For more than five years, Berman joined the chorus of voices
pressuring the Clinton administration to end its export controls
on data-scrambling encryption products. At the request of the
FBI and the National Security Agency, the White House prevented
high-tech firms from exporting advanced cryptography, arguing
that the data-scrambling products would help the world's criminals.
Berman and others made the case that those technologies would
let consumers manage their privacy-and help U.S. high-tech companies
remain global leaders in cryptography. The White House finally
gave in late last year.
CDT also helped Congress and the White House draft the Children's
Online Privacy Protection Act, which went into effect last April.
The measure forces Websites to obtain parental approval before
gathering personally identifiable information from children
younger than 13. Berman's group isn't always government-friendly.
Last year, CDT senior staff counsel James Dempsey uncovered
the obscure details of a government cyber-security plan in the
works. The scheme, known as FIDNET, sought to protect federal
Websites from hackers, but it threatened the privacy of average
citizens who visit those sites. Dempsey took the story to The
New York Times and spurred closer congressional scrutiny of
the plan. The upshot: The House appropriations committee zapped
FIDNET's funding.
Then, last July, when the FBI unveiled the intrusive "Carnivore"
program, CDT staff counsel Alan Davidson recommended to Congress
that the FBI release the program's source code to allow "public
scrutiny of its operation and design." The FBI isn't likely
to go that far, but the agency consulted with CDT in early August
and might allow the group to review the independent analysis
of the program to be conducted by a university during the fourth
quarter.
Advocates, not adversaries
Berman has pulled off a delicate balancing act with corporate
interests. Industry leaders believe Berman and CDT are more
sympathetic to their concerns than other privacy groups. Indeed,
Berman has given vocal support to the notion of industry self-regulation
and minimal government intervention on the Internet.
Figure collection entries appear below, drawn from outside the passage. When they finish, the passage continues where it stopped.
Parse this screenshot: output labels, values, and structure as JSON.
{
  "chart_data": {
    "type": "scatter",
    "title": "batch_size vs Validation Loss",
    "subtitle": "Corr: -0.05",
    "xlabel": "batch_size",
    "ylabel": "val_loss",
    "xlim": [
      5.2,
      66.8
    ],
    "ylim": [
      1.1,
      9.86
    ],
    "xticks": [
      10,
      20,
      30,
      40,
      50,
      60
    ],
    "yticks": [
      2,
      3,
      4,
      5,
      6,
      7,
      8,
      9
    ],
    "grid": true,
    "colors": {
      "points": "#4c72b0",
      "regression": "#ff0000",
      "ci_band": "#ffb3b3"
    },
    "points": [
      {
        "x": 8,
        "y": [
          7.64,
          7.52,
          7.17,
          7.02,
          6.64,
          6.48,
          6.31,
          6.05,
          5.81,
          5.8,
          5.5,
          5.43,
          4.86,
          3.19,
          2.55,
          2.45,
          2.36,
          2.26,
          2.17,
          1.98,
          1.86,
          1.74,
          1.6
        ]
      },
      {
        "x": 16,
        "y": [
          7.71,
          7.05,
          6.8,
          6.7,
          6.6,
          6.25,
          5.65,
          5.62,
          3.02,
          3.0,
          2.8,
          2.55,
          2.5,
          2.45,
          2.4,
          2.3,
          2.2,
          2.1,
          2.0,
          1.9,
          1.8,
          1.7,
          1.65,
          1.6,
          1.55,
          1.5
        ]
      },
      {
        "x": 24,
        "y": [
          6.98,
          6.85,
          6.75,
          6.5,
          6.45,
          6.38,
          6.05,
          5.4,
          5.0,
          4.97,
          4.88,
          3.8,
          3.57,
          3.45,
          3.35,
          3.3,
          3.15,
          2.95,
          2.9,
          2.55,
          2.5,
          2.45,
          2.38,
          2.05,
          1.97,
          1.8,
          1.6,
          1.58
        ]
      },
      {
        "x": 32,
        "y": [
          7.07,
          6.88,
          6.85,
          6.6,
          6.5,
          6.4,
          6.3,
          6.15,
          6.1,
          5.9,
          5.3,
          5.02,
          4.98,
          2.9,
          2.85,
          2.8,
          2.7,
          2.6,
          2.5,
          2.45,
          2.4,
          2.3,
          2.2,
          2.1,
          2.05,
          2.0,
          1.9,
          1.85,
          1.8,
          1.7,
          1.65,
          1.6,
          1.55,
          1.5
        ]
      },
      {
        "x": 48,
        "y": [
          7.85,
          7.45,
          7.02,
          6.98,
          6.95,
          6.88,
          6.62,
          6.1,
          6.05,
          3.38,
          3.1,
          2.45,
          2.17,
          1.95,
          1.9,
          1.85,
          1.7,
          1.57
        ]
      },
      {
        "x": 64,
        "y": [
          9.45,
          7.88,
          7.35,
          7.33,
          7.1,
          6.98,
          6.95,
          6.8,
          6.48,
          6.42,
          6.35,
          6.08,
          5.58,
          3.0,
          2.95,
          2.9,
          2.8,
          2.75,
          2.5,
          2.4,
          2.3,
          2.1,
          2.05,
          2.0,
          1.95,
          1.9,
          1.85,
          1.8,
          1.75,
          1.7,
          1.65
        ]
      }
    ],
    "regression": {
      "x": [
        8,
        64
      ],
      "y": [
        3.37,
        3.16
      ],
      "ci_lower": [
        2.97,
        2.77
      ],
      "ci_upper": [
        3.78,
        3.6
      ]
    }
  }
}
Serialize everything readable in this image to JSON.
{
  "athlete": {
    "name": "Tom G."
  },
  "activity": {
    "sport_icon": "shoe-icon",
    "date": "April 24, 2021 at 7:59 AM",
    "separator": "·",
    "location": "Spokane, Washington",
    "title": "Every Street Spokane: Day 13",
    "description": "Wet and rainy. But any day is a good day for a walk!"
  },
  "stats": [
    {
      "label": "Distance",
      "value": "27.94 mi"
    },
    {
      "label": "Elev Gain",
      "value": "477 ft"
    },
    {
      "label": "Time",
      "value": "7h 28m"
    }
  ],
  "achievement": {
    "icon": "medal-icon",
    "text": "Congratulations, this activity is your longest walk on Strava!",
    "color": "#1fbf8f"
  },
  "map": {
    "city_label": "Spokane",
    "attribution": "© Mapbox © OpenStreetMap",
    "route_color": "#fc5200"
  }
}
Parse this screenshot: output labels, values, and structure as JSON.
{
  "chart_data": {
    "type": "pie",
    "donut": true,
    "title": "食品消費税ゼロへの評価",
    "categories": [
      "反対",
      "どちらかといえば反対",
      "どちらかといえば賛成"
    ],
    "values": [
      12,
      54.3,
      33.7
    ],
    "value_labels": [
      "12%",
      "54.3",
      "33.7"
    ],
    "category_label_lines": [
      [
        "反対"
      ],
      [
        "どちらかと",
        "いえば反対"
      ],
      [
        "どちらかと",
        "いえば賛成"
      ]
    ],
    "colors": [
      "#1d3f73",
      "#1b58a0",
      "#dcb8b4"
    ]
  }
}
"They've challenged us on privacy violations," says George
Vradenburg, AOL's senior vice president for global and strategic
policy, "but unlike other advocacy groups, they always come
up with good solutions. CDT is effective even though they're
sometimes critical."
Last year, CDT generated bad PR for Intel when it filed a complaint
with the FTC and publicized the company's plan to place a unique
identifier in each of its new Pentium III processors. Intel
would have been able to use the code to monitor consumers' travels
across the Net. Amid a flurry of negative press, Intel changed
course, offering consumers the choice to opt out of the scheme.
What might have generated hard feelings in any other industry
ended up creating a bond. Intel recently donated a large sum
to help fund one of CDT's Internet privacy research projects.
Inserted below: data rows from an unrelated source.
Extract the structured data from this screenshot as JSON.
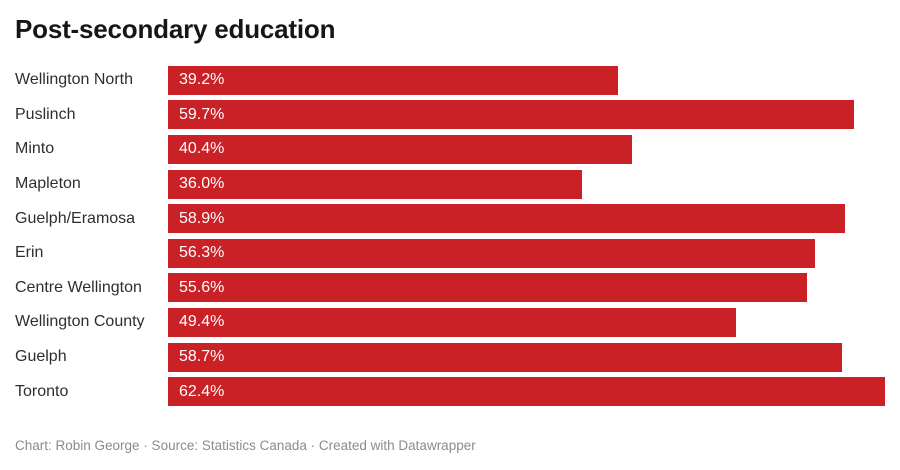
{
  "title": "Post-secondary education",
  "chart_data": {
    "type": "bar",
    "orientation": "horizontal",
    "title": "Post-secondary education",
    "xlabel": "",
    "ylabel": "",
    "unit": "%",
    "xlim": [
      0,
      62.4
    ],
    "grid": false,
    "legend": false,
    "value_labels_position": "inside-start",
    "categories": [
      "Wellington North",
      "Puslinch",
      "Minto",
      "Mapleton",
      "Guelph/Eramosa",
      "Erin",
      "Centre Wellington",
      "Wellington County",
      "Guelph",
      "Toronto"
    ],
    "values": [
      39.2,
      59.7,
      40.4,
      36.0,
      58.9,
      56.3,
      55.6,
      49.4,
      58.7,
      62.4
    ],
    "value_labels": [
      "39.2%",
      "59.7%",
      "40.4%",
      "36.0%",
      "58.9%",
      "56.3%",
      "55.6%",
      "49.4%",
      "58.7%",
      "62.4%"
    ]
  },
  "footer": {
    "text": "Chart: Robin George · Source: Statistics Canada · Created with Datawrapper"
  },
  "colors": {
    "bar": "#c92126",
    "title": "#161616",
    "category_label": "#2e2e2e",
    "value_label": "#ffffff",
    "footer": "#8b8b8b",
    "background": "#ffffff"
  }
}
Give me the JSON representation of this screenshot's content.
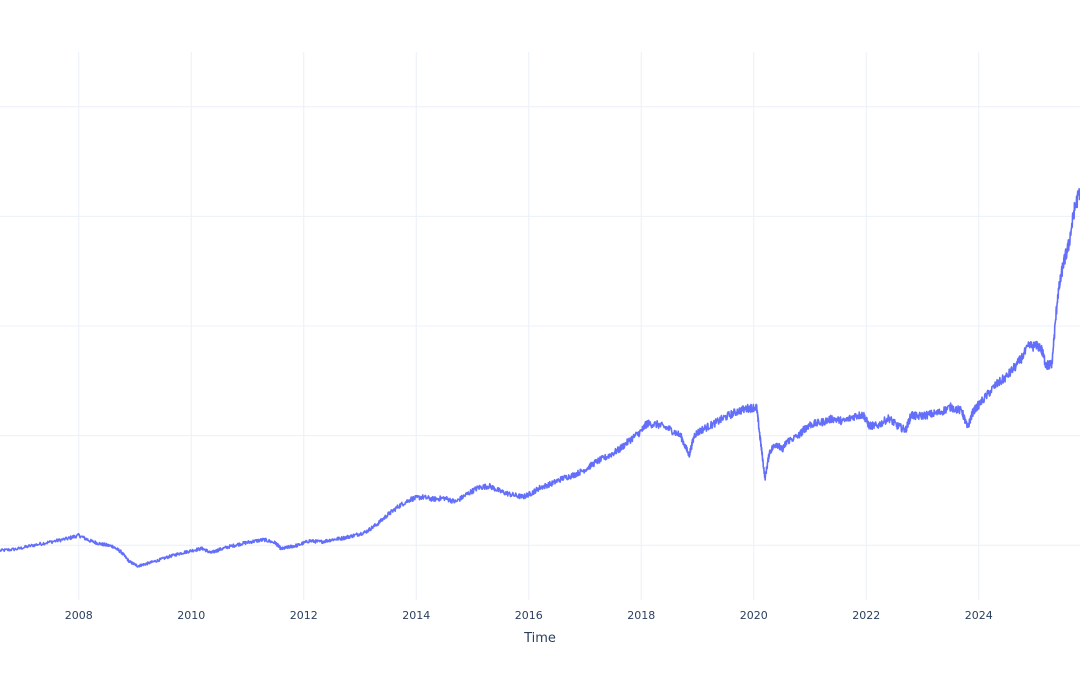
{
  "chart_data": {
    "type": "line",
    "title": "",
    "xlabel": "Time",
    "ylabel": "",
    "xlim": [
      2006.6,
      2025.8
    ],
    "ylim": [
      0,
      1000
    ],
    "x_ticks": [
      2008,
      2010,
      2012,
      2014,
      2016,
      2018,
      2020,
      2022,
      2024
    ],
    "x_tick_labels": [
      "2008",
      "2010",
      "2012",
      "2014",
      "2016",
      "2018",
      "2020",
      "2022",
      "2024"
    ],
    "y_gridlines": [
      100,
      300,
      500,
      700,
      900
    ],
    "grid": true,
    "legend": "none",
    "series": [
      {
        "color": "#636efa",
        "x": [
          2006.6,
          2006.9,
          2007.2,
          2007.5,
          2007.8,
          2008.0,
          2008.2,
          2008.4,
          2008.6,
          2008.75,
          2008.9,
          2009.05,
          2009.2,
          2009.4,
          2009.6,
          2009.8,
          2010.0,
          2010.2,
          2010.35,
          2010.5,
          2010.7,
          2010.9,
          2011.1,
          2011.3,
          2011.5,
          2011.6,
          2011.75,
          2011.9,
          2012.1,
          2012.3,
          2012.5,
          2012.7,
          2012.9,
          2013.1,
          2013.3,
          2013.5,
          2013.7,
          2013.9,
          2014.1,
          2014.3,
          2014.5,
          2014.7,
          2014.9,
          2015.1,
          2015.3,
          2015.5,
          2015.7,
          2015.9,
          2016.05,
          2016.2,
          2016.4,
          2016.6,
          2016.8,
          2017.0,
          2017.2,
          2017.4,
          2017.6,
          2017.8,
          2018.0,
          2018.1,
          2018.3,
          2018.5,
          2018.7,
          2018.85,
          2018.95,
          2019.1,
          2019.3,
          2019.5,
          2019.7,
          2019.9,
          2020.05,
          2020.12,
          2020.2,
          2020.28,
          2020.4,
          2020.5,
          2020.6,
          2020.8,
          2020.9,
          2021.0,
          2021.2,
          2021.4,
          2021.6,
          2021.8,
          2021.95,
          2022.05,
          2022.2,
          2022.4,
          2022.55,
          2022.7,
          2022.8,
          2022.9,
          2023.1,
          2023.3,
          2023.5,
          2023.7,
          2023.8,
          2023.9,
          2024.1,
          2024.3,
          2024.5,
          2024.7,
          2024.9,
          2025.1,
          2025.2,
          2025.3,
          2025.4,
          2025.5,
          2025.6,
          2025.7,
          2025.8
        ],
        "y": [
          90,
          93,
          100,
          106,
          112,
          118,
          108,
          102,
          98,
          88,
          70,
          62,
          66,
          72,
          79,
          85,
          90,
          94,
          86,
          92,
          98,
          103,
          107,
          110,
          104,
          93,
          97,
          100,
          108,
          106,
          110,
          113,
          118,
          124,
          138,
          156,
          172,
          184,
          188,
          184,
          186,
          179,
          193,
          205,
          208,
          198,
          192,
          188,
          195,
          205,
          212,
          222,
          228,
          238,
          252,
          262,
          274,
          292,
          308,
          322,
          320,
          312,
          300,
          264,
          302,
          312,
          322,
          334,
          344,
          350,
          352,
          290,
          222,
          270,
          286,
          274,
          290,
          300,
          312,
          320,
          324,
          331,
          326,
          336,
          338,
          318,
          318,
          332,
          318,
          310,
          338,
          335,
          338,
          342,
          352,
          345,
          314,
          344,
          368,
          392,
          408,
          432,
          464,
          462,
          428,
          430,
          552,
          612,
          648,
          712,
          748
        ]
      }
    ]
  }
}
The relationship is more than monetary. Says Doug Comer, Intel's
director of legal affairs in Washington: "We often turn to Jerry
as a referee between us and government."
That's exactly how Berman likes to be seen. "Basically, I'm
a good listener," he says. "Someone balancing a variety of interests
and trying to find the common good."
That balancing act has sometimes put CDT at odds with other
activists, many of whom argue for more stringent measures and
call for the government to give consumers personal ownership
rights to their own data. Some of these activists claim Berman
is too chummy with industry and government, at the expense of
the consumers he's supposed to represent. "I have a huge problem
with groups that are holding themselves out as consumer advocates
that are basically lobbying for industry," says Marc Rotenberg,
president of the Electronic Privacy Information Center, a competing
civil liberties organization.
Berman counters that his critics don't understand how Washington
works. "They've turned politics into religion. I guess they
need more of that anger to run on than I do," says Berman. "Being
an advocate doesn't always mean being an adversary."